I’d still ensure that we correctly set up synthetic testing and telemetry. We need to have a way to test full critical paths.
And to end with another killing. Microsoft killed Visual Studio for Mac.
That shouldn’t be a surprise for people who know the story of it.
Microsoft bought Xamarin in 2016 - a tool for cross-platform development in .NET (mostly mobile). It had an IDE called Xamarin Studio. A decent one (for that time), and most importantly, running on a Macbook that the main IDE Visual Studio couldn’t do (and still can’t).
Microsoft was also pushing hard to revamp the .NET Framework, making it cross-platform. Still, even if you can run it everywhere but can’t code it everywhere, it doesn’t sound great, right? That’s why they renamed Xamarin Studio into Visual Studio for Mac.

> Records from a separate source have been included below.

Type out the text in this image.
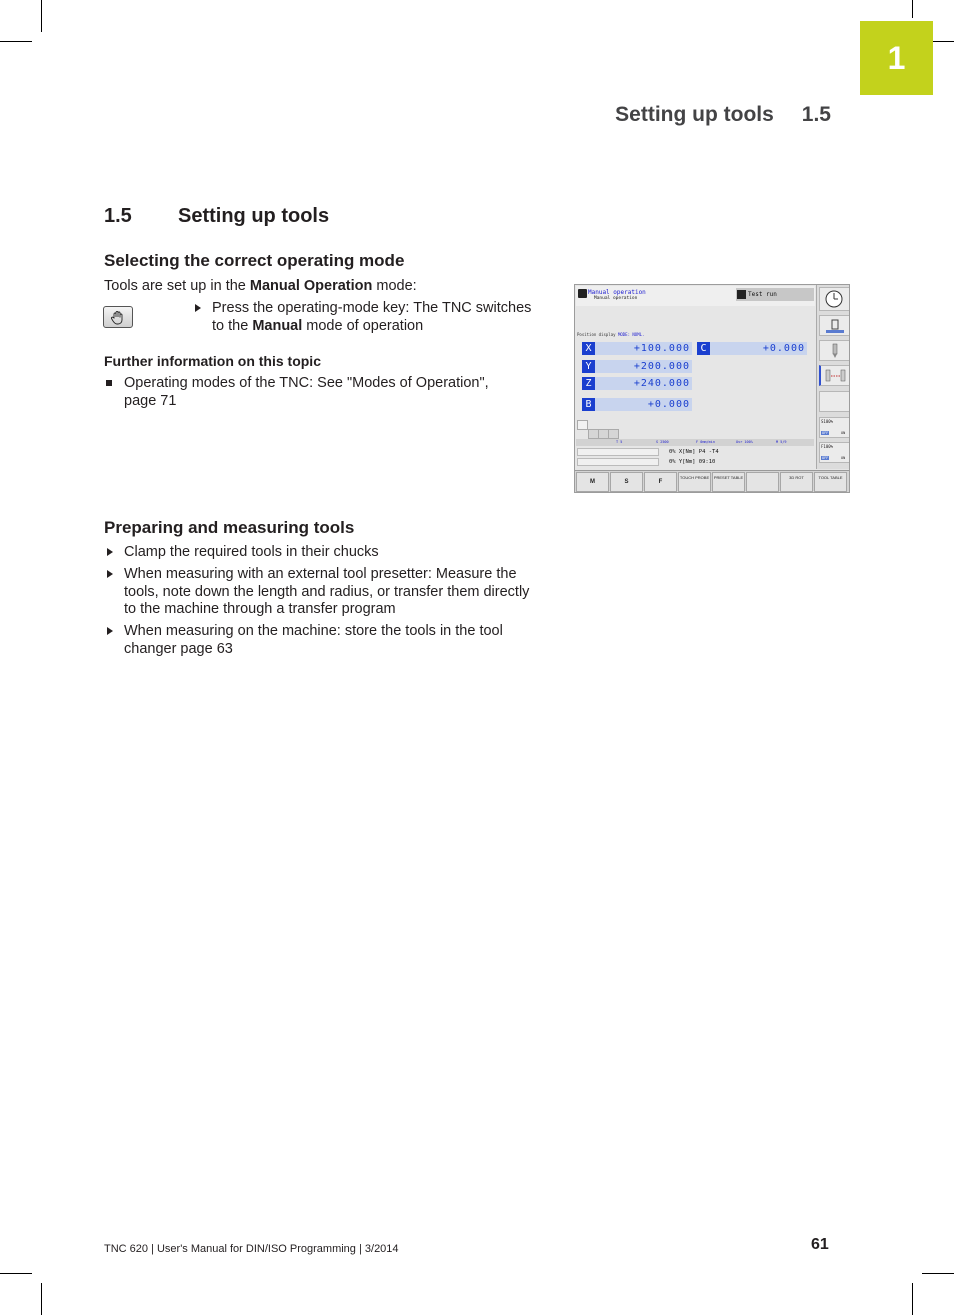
1
Setting up tools 1.5
1.5 Setting up tools
Selecting the correct operating mode
Tools are set up in the Manual Operation mode:
Press the operating-mode key: The TNC switches to the Manual mode of operation
Further information on this topic
Operating modes of the TNC: See "Modes of Operation", page 71
Preparing and measuring tools
Clamp the required tools in their chucks
When measuring with an external tool presetter: Measure the tools, note down the length and radius, or transfer them directly to the machine through a transfer program
When measuring on the machine: store the tools in the tool changer page 63
Manual operation
Manual operation
Test run
Position display MODE: NOML.
X	+100.000
Y	+200.000
Z	+240.000
B	+0.000
C	+0.000
T 5	S 2500	F 0mm/min	Ovr 100%	M 5/9
0% X[Nm] P4 -T4
0% Y[Nm] 09:10
S100%
OFF	ON
F100%
OFF	ON
M	S	F
TOUCH PROBE	PRESET TABLE	3D ROT	TOOL TABLE
TNC 620 | User's Manual for DIN/ISO Programming | 3/2014	61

Still, it was a subpar experience, and Microsoft now had three IDEs to maintain, considering how Visual Studio Code expanded. Yet, coding in .NET in VSCode was (and is) a terrible experience. And that’s intentional by Microsoft, as they didn’t want the freebie to eat the main IDE market (that’s a story on their own). Yet, recently, they came up with a plugin for VSCode that’s, in theory, free but requires a Visual Studio Enterprise License. So, the decision to kill VS for Mac was obvious. From budget management perspective.
I don’t think that’s a good decision in the long term unless they invest a lot in the VSCode plugin, making it a real thing.
Why would you use it if you have to pay for an enterprise license, and if you’re paying, then you have JetBrains Rider? JetBrains already trolled MS, giving a 65% discount to welcome VS for Mac users.